How does the success of US shale affect prospects elsewhere?

The knowledge and expertise gained in the United States can clearly be of value in developing tight oil resources in other parts of the world. But, perhaps ironically, one reason for the lack of take-off of shale production (for both oil and gas) to date has been the degree of success in the United States. US tight oil was a central reason for the drop in the oil price in 2014 (and again in recent months), which dimmed the economics of similar production elsewhere.

The US shale sector has also absorbed a large portion of the attention and capital spending of international companies that could have otherwise invested elsewhere. Outside the United States, shale remains a relatively high-cost, poorly-understood resource that poses challenges stretching from access to land and availability of water to bureaucratic hurdles. A critical mass of activity and learning is necessary to generate economies of scale and bring down breakeven prices. But getting the momentum going for this is tough.

To date, only a limited number of countries have achieved some success with tight oil production. Canada produces around 0.4 mb/d tight oil and initial drilling in Argentina has been promising and suggested that resources could be large. Production there stands at around 50 kb/d today. Results have been less promising elsewhere, China, South Africa, and Ukraine all experimented with tight oil, for example, but production targets have been lowered or drilling abandoned altogether.

Despite these near-term difficulties, the New Policies Scenario does eventually see some spread in tight oil. Projected growth is most apparent in Argentina, Canada, Russia and Mexico, and there are also increases in Australia, China and the United Arab Emirates. By 2040, there is more than 3.5 mb/d of tight oil production from areas outside the United States. Crucially, the upturn in tight oil production does not really occur until after production in the United States reaches its peak of production.

As it becomes more difficult for companies to find commercial resources to develop, this encourages them to seek out opportunities elsewhere. There is, of course, a high degree of uncertainty in these projections. Developments could take off sooner if ongoing drilling activity is particularly successful (in Argentina for example), but could also be delayed if the oil price is suppressed for extended periods.

What if the world accelerated a transition away from hydrocarbons?

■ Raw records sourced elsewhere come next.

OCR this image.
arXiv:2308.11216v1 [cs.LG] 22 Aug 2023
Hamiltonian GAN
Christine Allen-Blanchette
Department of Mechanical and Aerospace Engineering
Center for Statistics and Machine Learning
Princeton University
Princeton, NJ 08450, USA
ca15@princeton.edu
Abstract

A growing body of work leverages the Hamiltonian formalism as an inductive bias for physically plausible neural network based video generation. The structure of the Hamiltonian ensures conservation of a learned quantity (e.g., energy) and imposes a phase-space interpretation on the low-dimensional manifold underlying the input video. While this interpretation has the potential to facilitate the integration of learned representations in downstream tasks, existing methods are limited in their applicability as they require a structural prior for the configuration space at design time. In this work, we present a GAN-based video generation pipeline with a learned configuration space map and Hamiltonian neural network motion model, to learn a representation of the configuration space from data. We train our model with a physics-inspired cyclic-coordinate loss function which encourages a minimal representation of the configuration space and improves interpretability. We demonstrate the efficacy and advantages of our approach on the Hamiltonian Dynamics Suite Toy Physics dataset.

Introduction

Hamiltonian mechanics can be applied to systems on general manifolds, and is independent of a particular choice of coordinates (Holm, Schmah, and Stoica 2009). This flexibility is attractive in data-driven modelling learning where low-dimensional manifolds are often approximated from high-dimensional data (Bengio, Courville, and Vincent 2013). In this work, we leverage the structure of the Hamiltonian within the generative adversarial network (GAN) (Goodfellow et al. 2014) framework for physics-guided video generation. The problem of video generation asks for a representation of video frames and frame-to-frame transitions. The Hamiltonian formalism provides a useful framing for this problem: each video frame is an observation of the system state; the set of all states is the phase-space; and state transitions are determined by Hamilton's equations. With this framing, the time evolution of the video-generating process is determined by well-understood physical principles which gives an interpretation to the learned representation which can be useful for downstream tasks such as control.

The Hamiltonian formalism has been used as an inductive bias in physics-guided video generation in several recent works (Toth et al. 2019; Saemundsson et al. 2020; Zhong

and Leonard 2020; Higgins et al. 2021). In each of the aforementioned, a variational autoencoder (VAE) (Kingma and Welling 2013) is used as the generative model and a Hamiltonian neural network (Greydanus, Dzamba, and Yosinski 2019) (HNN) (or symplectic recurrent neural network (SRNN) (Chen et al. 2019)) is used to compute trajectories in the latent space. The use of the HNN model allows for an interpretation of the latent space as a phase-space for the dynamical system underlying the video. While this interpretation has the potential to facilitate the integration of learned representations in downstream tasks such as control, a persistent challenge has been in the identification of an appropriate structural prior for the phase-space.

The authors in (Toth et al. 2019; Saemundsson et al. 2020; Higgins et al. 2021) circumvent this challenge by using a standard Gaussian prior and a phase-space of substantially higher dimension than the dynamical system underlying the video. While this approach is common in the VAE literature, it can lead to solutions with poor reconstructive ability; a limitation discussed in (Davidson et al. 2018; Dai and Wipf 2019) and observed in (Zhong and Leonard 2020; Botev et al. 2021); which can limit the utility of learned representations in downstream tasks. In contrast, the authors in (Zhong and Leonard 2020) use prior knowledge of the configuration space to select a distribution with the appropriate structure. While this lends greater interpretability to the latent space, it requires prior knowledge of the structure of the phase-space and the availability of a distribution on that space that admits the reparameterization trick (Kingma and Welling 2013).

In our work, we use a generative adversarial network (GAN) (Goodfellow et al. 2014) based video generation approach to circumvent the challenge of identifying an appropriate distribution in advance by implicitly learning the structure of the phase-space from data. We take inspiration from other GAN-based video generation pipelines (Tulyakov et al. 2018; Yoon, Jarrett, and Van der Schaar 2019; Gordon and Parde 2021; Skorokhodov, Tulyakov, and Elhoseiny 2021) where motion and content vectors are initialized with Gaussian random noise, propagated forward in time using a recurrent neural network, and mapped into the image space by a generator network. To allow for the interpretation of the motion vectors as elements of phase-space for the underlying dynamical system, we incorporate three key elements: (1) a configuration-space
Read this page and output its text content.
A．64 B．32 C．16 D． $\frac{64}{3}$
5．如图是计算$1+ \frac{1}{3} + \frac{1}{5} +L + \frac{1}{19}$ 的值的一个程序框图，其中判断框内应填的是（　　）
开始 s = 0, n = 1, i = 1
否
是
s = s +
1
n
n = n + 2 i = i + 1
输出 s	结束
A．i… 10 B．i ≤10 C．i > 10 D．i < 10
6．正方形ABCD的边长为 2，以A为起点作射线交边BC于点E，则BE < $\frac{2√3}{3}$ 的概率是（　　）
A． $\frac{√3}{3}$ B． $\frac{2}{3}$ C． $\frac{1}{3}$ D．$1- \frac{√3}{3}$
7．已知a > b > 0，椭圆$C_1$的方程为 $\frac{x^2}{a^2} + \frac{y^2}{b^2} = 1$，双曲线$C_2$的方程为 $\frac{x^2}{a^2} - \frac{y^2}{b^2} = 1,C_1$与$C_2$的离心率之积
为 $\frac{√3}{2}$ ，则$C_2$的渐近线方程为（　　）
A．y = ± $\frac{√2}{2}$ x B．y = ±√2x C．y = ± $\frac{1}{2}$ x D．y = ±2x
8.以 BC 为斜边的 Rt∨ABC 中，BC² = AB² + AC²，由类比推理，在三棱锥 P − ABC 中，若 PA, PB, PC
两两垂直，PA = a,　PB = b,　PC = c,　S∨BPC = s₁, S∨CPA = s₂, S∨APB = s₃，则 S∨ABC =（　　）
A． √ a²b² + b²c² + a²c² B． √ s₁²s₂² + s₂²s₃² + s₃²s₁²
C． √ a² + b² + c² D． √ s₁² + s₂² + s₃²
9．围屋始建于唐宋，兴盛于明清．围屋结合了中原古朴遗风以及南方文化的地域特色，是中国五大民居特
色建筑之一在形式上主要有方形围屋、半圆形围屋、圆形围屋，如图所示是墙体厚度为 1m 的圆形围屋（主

Lower oil demand and prices in our Sustainable Development Scenario would pose a challenge to both the established shale industry in the United States and the more nascent industry elsewhere. Yet tight oil is also arguably a logical choice for many companies faced with uncertainty about the future. Decline rates are high and so there is less need for a long-term outlook on demand and prices. Operators need just enough market visibility to know when to increase or throttle back on drilling. Tight oil is also generally a relatively light crude oil that is well suited to provide the kinds of products in most demand in the Sustainable Development Scenario.

So, an accelerated energy transition would not necessarily constrain tight oil production as much as other types of resources. But, as we have emphasised in previous WEO analysis, prospects in individual jurisdictions also depend on the way that social and environmental concerns are addressed, as the scale and intensity of shale development can have major implications for local communities, land use and water resources, as well as for emissions.

In the world depicted in the Sustainable Development Scenario, there is likely to be even greater attention placed on these aspects. The prospects for tight oil going global depend not just on what is available below the surface, but also on how effectively and credibly these ‘above-ground’ issues are managed.